The office Christmas party. My one chance to get to know the team. I knew Hugh and Rob of course, but the others were often just email correspondents or voices on Skype. Not pictures. I always keep the camera turned off.

An interesting rotating group. Multicultural. With origins from China to Greece, from India to the United States, the majority have been male and under 45. Judging from the applicants whenever we have advertised a job, this is par for the course in IT. In our experience, those who buck the trend have been excellent.

The first Christmas party was given by us. Turkey and Christmas pud a long way from London. Concern over cultural issues relating to food proved justified. Natives of Hertfordshire do not, apparently, touch fruit or vegetables. After that, as the business prospered, a move was made to London. With advancing years, we no longer go. We retain some great memories.

One evening, celebrating the Christmas conclusion of a successful project, started in the Champagne Bar on St. Pancras station. Later, at dinner, I found myself sitting next to – let us call him – Baz. Charming and friendly, Baz was also a man of expensive tastes.
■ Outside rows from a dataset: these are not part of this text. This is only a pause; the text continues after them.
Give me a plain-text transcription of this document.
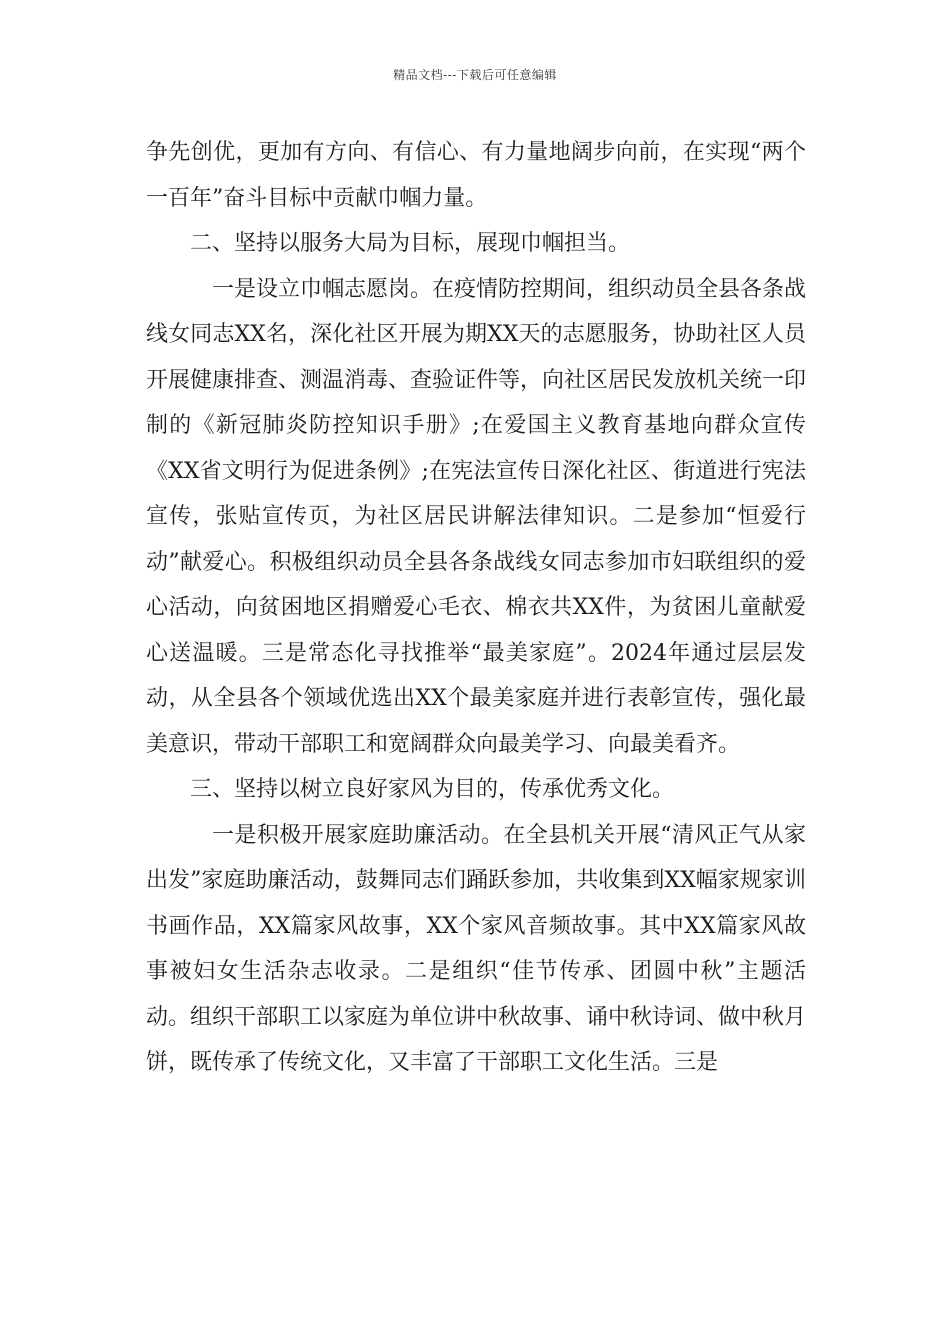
精品文档---下载后可任意编辑

争先创优，更加有方向、有信心、有力量地阔步向前，在实现“两个一百年”奋斗目标中贡献巾帼力量。

二、坚持以服务大局为目标，展现巾帼担当。

一是设立巾帼志愿岗。在疫情防控期间，组织动员全县各条战线女同志XX名，深化社区开展为期XX天的志愿服务，协助社区人员开展健康排查、测温消毒、查验证件等，向社区居民发放机关统一印制的《新冠肺炎防控知识手册》;在爱国主义教育基地向群众宣传《XX省文明行为促进条例》;在宪法宣传日深化社区、街道进行宪法宣传，张贴宣传页，为社区居民讲解法律知识。二是参加“恒爱行动”献爱心。积极组织动员全县各条战线女同志参加市妇联组织的爱心活动，向贫困地区捐赠爱心毛衣、棉衣共XX件，为贫困儿童献爱心送温暖。三是常态化寻找推举“最美家庭”。2024年通过层层发动，从全县各个领域优选出XX个最美家庭并进行表彰宣传，强化最美意识，带动干部职工和宽阔群众向最美学习、向最美看齐。

三、坚持以树立良好家风为目的，传承优秀文化。

一是积极开展家庭助廉活动。在全县机关开展“清风正气从家出发”家庭助廉活动，鼓舞同志们踊跃参加，共收集到XX幅家规家训书画作品，XX篇家风故事，XX个家风音频故事。其中XX篇家风故事被妇女生活杂志收录。二是组织“佳节传承、团圆中秋”主题活动。组织干部职工以家庭为单位讲中秋故事、诵中秋诗词、做中秋月饼，既传承了传统文化，又丰富了干部职工文化生活。三是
In fact, expensive altogether. The headhunters who produced him probably operated full time from the St. Pancras champagne bar. But then, Baz had a First.

I asked him how he liked the CCQ “no office” system. Working from home. Excellent, he said. It enabled him to enjoy a fulfilling lifestyle. And his duvet made an excellent desk.

Hugh and Rob had generously arranged for everyone who so wished to be served a half lobster. Baz finished his then caught the eye of the waiter. He requested the other half.

champagne                                                    lobster

My other neighbour and I compared British and Chinese educational systems. Baz joined in. He confessed that he had never enjoyed the works of Jane Austen. Which had he tried, I asked this distinguished young academic.

“Jane Eyre,” he replied.

“Ah, you mean Charlotte Bronte?” I queried.

“Jane Austen and Charlotte Bronte are the same person,” he replied with confidence. “One is the nom de plume of the other.”

A sensitive young man, he noticed my puzzled expression. He was soon busy with his mobile phone beneath the table. Eventually he emerged, frustrated. Even Google had let him down.

They say you have to be single-minded to get a First.